Well, I have used forums a long time (since 56K modems were typical at home), and I have noticed since then that forums get absolutely much more inundated with the same "dumb" questions that could be easily found with a quick search than what they used to (as it's always been a problem, but it does seem worse now). I wouldn't doubt if their was an uptick the amount of time the same 5 questions gets asked per week (even adjusted for higher member counts/inflation).
One thing I read about last year was that Gen Z in particular, as well as some younger millennials (or younger than me anyway), are never taught how to do a search for information or use a search engine. The reason they aren't taught is that since they grew up with tech and Internet natively, that they already know it. The result is that as adults, they do poorly in jobs that require completing your work on a computer, because nobody trained them how to use a particular software (under the presumption they would just know how to do it). Can't seem to find the article now.

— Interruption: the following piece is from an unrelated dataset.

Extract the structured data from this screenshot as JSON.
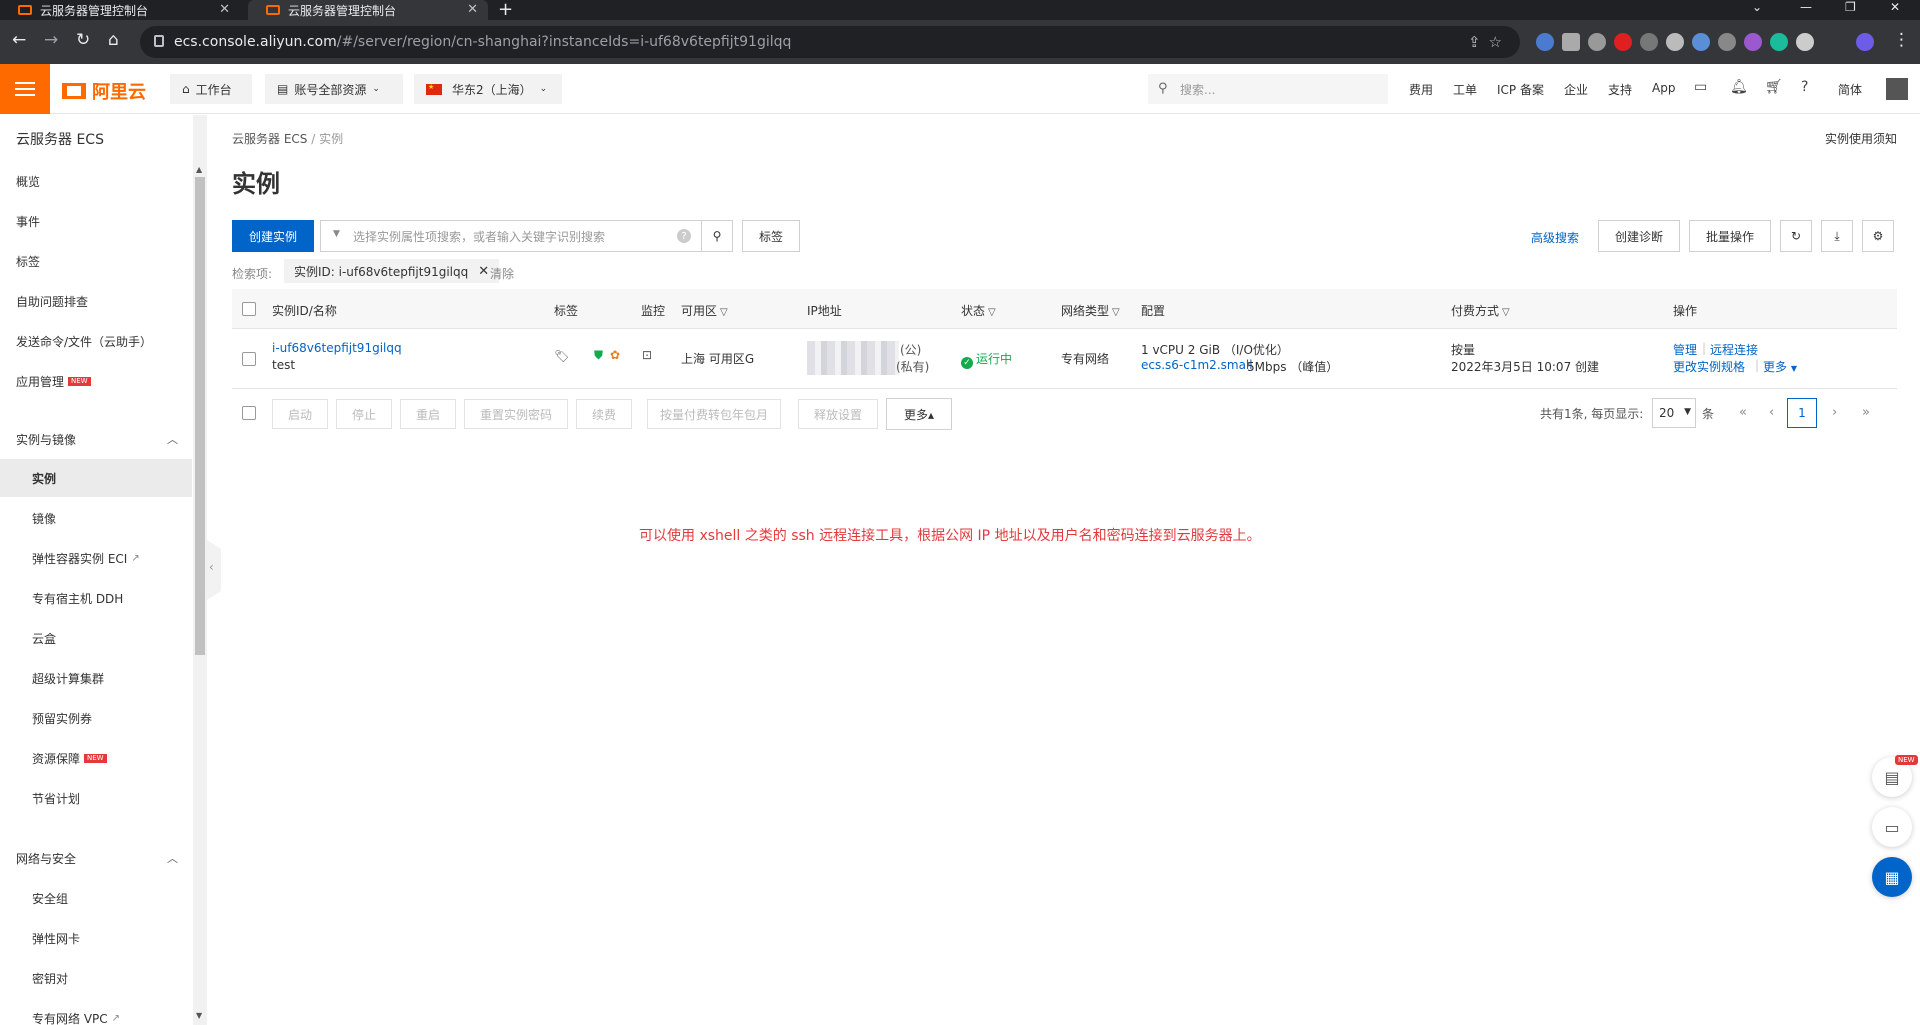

I think that might be part of the issue as well (in addition to not understanding how forums aren't the same as chat rooms or Reddit). In trying to find the above article, I also saw links where people asked on Quora and Reddit "do people just not know what Google is anymore" and the like—which btw, if you think the forum has gotten repetitive with easy and dumb questions, never look at Quora unless you want to lose as much faith in human "intelligence" as I have. There's also an article with a title about how Gen Z runs to TikTok to search for info rather than Google because they prefer visual information. I didn't read the article though, it's not important.
That's a particular problem in itself. I skimmed the article and there's a line about "Google gave rise to institutions, TikTok to individuals". Problem is, most individuals are dumb, give wrong information with authority and confidence they're right, and perpetuate garbage. People seem to be way more trusting of a random stranger with no evidence or qualifications than someone with an actual education and evidence. That's nothing new either though (and also doesn't mean that just because someone is an authority on something, that they should be inherently trusted). Anyway, that whole visual thing doesn't explain asking the same redundant questions 100 times a day that could be easily found with a basic search.
Personally, I graduated high school in 2005. I remember in middle school having typing class and computer class on computers with Win 95. And being taught in high school how to use search engines—they brought a cart around with those black IBM laptops with the red rubber cursor button from classroom to classroom and it was a whole class period thing. Do they not do that anymore?